Friday, October 25, 2013
LIFE WITHOUT PRINCIPLE (2011) - Johnnie To
What if Pulp Fiction was set during the 2008 financial market collapse? Better yet, what if it was set in China during a fictional 2010 collapse?
That's the gist of this To ensemble drama, which takes a page from other interwoven, state-of-the-nation narratives (Crash, Babel, etc.) and ends up with middling results. Here, the crux around which everything spins is not a glowing briefcase (though a satchel full of yuan does play a prominent role) but the stock market itself. A struggling bank employee tries to pad her failing sales records shilling dicey, high-risk investments. A henpecked cop whose wife wants him to commit to a new apartment juggles a murder case with multiple downsized players. A low-level mob collector with ever-blinking eyes gets cash, loses it, gets it, decides to learn how to play the market.

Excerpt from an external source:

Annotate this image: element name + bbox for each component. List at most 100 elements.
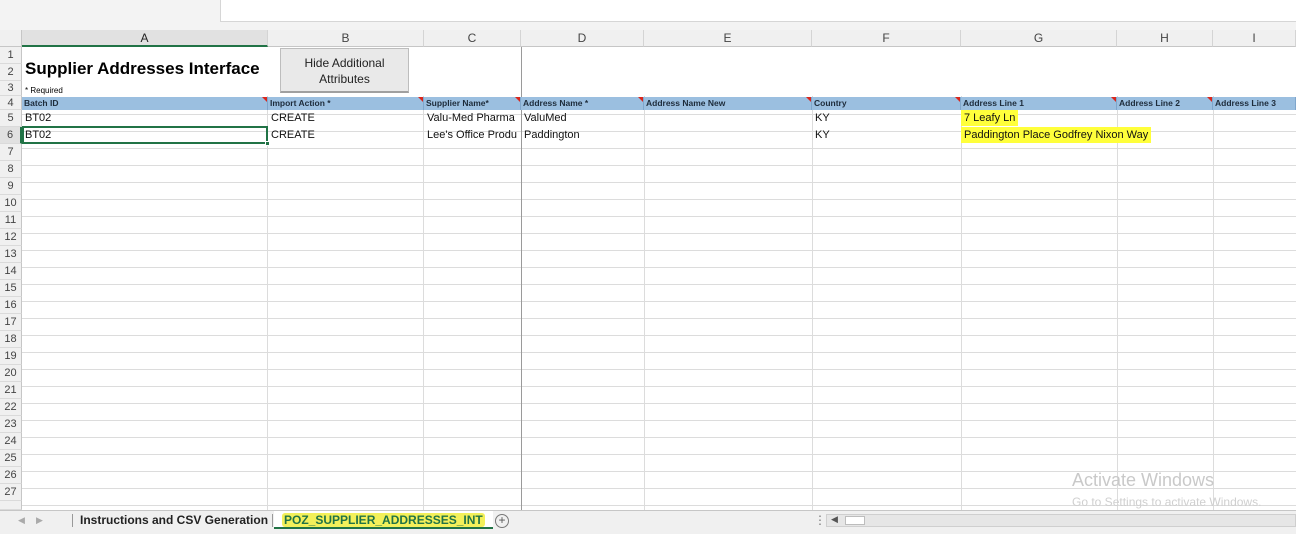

Though To's narrative is needlessly tricky at times, his message is pretty mundane: Mindless pursuit of money only brings misfortune. Yeah, tell that to the big bank CEOs that made out like bandits a few years ago. The cop story and mafia goon story are relatively disposable, nothing you haven't seen before. Where To nails the panicked tenor of the times is in the corporate office scenes, specifically a very queasy one involving his put-upon bank employee selling a desperate older retiree (see above) a worthless, high-risk stock. Watching her recite the bank's torturous disclaimer while recording the old woman's responses, stopping the tape and starting over from the beginning every time she asks a question and doesn't respond "I understand completely," is like watching a coming train wreck in slow motion. It's enough to make you want to hit the ATM immediately, pull out all you've got, stuff it under the mattress.